Lottery row brewing in the UK

News on 16 Oct 2011

A lottery scheme through which British media mogul Richard Desmond plans to generate millions for health related charities could end up in the courts amid reports that UK national lottery owner Camelot may be considering legal action.
In an exclusive article, Sky News business journalist Mark Kleinman reports: “My understanding is that Camelot, which has a licence to operate the National Lottery until 2019, is attempting to probe whether its fledgling rival breaches strict rules governing society lotteries in Britain.”
Camelot has not confirmed the report.
Kleinman says that the UK Gambling Commission has approved the Desmond scheme, which has heavyweight media and business support, and launched in September with widespread publicity.
There have been reports that Health Lottery terminals used to sell tickets have been tampered with, disrupting some sales.
The Desmond lottery also ran into advertising restrictions from Google Adwords, which appeared to be under the impression that only national or state-controlled lotteries could advertise.  The internet giant has since relented on this aspect.

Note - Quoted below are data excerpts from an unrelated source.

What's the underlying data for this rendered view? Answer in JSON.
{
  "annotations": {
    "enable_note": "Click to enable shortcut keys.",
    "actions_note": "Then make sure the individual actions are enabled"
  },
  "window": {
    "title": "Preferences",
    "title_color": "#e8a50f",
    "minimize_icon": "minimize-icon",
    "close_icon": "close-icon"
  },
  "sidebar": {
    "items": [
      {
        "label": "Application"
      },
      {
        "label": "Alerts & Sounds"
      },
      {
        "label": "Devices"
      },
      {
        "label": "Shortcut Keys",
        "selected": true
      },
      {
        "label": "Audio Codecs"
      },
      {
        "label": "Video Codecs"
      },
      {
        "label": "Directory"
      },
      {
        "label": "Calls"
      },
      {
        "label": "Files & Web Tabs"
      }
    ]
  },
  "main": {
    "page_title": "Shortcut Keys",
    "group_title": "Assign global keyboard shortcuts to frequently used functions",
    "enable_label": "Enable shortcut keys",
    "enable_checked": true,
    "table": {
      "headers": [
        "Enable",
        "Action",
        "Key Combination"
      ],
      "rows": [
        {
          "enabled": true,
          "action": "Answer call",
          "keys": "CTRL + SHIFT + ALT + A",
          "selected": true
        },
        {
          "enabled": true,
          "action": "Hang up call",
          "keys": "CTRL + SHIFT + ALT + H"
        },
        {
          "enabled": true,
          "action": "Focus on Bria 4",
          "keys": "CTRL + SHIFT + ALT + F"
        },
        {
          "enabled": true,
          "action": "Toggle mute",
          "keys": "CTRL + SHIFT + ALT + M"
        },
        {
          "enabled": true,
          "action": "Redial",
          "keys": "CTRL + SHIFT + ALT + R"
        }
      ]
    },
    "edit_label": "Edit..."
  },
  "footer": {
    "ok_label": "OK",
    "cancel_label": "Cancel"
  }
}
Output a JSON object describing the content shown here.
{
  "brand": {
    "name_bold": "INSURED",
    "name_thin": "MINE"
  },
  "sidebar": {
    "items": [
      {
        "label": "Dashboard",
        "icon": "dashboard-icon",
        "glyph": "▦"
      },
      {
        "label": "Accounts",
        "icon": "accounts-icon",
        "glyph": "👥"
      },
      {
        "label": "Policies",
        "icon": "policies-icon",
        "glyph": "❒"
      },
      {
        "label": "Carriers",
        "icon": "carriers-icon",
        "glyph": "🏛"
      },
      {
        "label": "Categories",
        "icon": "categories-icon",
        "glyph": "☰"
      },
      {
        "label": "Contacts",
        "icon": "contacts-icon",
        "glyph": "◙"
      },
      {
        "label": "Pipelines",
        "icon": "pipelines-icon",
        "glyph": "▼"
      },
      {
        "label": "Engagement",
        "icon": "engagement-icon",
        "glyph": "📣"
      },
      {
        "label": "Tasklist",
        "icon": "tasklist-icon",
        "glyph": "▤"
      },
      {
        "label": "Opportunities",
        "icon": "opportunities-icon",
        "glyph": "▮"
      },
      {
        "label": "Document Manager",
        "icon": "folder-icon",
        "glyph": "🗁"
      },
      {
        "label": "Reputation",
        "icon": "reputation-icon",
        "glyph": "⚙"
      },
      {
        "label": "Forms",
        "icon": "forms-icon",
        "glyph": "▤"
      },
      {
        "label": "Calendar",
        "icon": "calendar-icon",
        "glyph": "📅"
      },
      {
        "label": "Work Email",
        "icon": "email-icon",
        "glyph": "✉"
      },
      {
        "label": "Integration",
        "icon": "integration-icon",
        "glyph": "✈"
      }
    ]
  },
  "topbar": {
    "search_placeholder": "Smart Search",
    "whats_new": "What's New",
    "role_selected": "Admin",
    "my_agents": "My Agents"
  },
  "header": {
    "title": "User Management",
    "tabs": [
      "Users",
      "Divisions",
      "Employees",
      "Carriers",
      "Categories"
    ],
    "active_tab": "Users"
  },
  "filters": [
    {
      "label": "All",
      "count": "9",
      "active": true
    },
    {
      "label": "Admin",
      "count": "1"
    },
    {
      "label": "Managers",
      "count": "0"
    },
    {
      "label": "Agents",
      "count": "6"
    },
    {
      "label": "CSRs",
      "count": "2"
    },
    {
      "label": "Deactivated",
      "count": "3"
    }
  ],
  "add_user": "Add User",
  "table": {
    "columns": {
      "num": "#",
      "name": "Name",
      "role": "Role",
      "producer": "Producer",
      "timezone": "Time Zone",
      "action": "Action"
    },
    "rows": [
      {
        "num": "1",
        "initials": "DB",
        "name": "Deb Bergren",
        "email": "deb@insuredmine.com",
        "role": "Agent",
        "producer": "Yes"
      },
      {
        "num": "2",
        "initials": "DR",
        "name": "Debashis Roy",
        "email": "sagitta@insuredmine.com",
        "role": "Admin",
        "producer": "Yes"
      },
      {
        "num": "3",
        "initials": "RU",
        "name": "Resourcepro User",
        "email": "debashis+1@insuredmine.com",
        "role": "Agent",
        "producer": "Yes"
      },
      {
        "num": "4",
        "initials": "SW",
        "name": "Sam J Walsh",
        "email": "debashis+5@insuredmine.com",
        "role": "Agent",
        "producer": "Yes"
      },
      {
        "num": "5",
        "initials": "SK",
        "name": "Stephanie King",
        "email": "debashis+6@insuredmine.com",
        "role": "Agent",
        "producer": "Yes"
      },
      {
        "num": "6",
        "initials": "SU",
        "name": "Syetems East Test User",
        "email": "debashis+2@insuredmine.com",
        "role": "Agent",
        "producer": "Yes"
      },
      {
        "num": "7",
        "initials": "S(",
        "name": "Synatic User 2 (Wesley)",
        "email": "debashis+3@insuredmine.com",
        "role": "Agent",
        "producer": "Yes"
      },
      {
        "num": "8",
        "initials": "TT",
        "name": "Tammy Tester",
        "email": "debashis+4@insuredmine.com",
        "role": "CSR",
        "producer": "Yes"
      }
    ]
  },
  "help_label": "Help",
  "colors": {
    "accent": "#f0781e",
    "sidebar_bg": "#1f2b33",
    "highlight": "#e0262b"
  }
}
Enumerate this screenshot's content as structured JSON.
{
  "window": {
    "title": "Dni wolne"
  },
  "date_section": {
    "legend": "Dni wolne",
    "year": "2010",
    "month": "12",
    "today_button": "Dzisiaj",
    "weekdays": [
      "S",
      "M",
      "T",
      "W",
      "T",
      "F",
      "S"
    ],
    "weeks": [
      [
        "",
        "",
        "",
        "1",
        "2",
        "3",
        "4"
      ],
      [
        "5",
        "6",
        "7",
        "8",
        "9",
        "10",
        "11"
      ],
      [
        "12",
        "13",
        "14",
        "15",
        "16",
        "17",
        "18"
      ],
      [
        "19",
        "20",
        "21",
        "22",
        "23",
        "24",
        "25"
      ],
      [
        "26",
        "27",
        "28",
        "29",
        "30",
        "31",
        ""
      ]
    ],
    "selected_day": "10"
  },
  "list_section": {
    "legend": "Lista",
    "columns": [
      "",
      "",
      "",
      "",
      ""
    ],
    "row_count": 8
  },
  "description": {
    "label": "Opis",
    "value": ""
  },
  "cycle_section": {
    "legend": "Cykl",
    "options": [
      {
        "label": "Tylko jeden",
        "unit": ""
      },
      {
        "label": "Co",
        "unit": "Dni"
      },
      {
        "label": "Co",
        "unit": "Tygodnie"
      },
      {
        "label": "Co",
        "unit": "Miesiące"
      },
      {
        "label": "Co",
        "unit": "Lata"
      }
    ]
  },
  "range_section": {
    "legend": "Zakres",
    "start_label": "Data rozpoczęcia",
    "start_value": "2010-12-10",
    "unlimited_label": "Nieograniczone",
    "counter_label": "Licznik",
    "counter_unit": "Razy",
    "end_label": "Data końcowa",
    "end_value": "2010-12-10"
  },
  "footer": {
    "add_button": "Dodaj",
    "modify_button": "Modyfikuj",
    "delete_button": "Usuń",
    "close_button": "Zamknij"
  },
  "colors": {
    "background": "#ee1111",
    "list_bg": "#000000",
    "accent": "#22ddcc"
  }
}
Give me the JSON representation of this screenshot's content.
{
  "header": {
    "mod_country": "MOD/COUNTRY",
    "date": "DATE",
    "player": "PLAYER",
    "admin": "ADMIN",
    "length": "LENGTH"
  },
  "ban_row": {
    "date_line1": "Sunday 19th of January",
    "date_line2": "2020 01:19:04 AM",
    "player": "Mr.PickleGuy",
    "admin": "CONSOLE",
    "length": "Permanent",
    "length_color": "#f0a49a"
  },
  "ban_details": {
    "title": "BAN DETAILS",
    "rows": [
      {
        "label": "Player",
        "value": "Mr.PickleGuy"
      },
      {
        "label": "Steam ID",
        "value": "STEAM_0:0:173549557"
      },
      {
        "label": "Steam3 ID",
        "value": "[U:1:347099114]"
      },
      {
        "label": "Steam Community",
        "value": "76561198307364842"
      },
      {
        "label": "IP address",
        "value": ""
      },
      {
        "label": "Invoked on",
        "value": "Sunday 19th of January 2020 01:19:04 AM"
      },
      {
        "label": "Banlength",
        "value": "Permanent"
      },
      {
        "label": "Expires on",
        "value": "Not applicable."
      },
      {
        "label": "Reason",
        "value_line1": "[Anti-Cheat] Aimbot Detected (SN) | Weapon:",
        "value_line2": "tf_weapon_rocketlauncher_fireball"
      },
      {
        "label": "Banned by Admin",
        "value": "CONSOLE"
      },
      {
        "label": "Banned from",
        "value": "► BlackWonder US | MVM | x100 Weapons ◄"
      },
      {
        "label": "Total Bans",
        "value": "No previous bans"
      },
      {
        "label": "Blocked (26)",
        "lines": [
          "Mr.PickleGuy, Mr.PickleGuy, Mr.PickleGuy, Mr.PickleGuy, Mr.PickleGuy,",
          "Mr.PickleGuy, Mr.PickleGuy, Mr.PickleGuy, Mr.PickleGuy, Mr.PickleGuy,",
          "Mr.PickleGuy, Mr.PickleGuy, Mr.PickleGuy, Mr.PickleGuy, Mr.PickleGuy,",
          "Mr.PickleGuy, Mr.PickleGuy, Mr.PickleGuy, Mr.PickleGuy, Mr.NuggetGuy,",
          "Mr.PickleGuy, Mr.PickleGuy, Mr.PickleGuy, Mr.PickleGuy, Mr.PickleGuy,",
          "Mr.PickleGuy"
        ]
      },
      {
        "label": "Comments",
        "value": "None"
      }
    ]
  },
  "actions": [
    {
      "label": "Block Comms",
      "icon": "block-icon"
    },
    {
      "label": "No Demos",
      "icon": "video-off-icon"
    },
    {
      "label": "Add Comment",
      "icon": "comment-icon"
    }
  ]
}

Kleinman emphasises that there is no suggestion that Camelot was involved in any of the disruptions to the Health Lottery launch, and Camelot said only that it had not been informed of any inappropriate behaviour by its staff, and would investigate any such complaints thoroughly if any surfaced.
“The row threatens to escalate into one that might even contain echoes of previous ‘dirty tricks’ disputes in the corporate arena, like British Airways’ efforts to drive Sir Richard Branson’s Virgin Atlantic out of business in the early 1990s,” the Sky report notes.
“Branson has also lost out on the National Lottery licence, notably in 2000 after a bitter legal dispute between his People’s Lottery consortium and Camelot, which led to the resignation of a member of the regulator’s decision-making panel.”
A Health Lottery executive told Kleinman that the scheme represents 51 society lotteries focused on raising over GBP50 million for charity, and has already raised a million sterling in its first two weeks of operations.
The new venture is certainly no serious competition for Camelot’s national lottery; it plans to sell GBP250 million tickets in its first year, which is hardly in the same league as the national lottery’s GBP5 billion annual turnover, Kleinman concludes.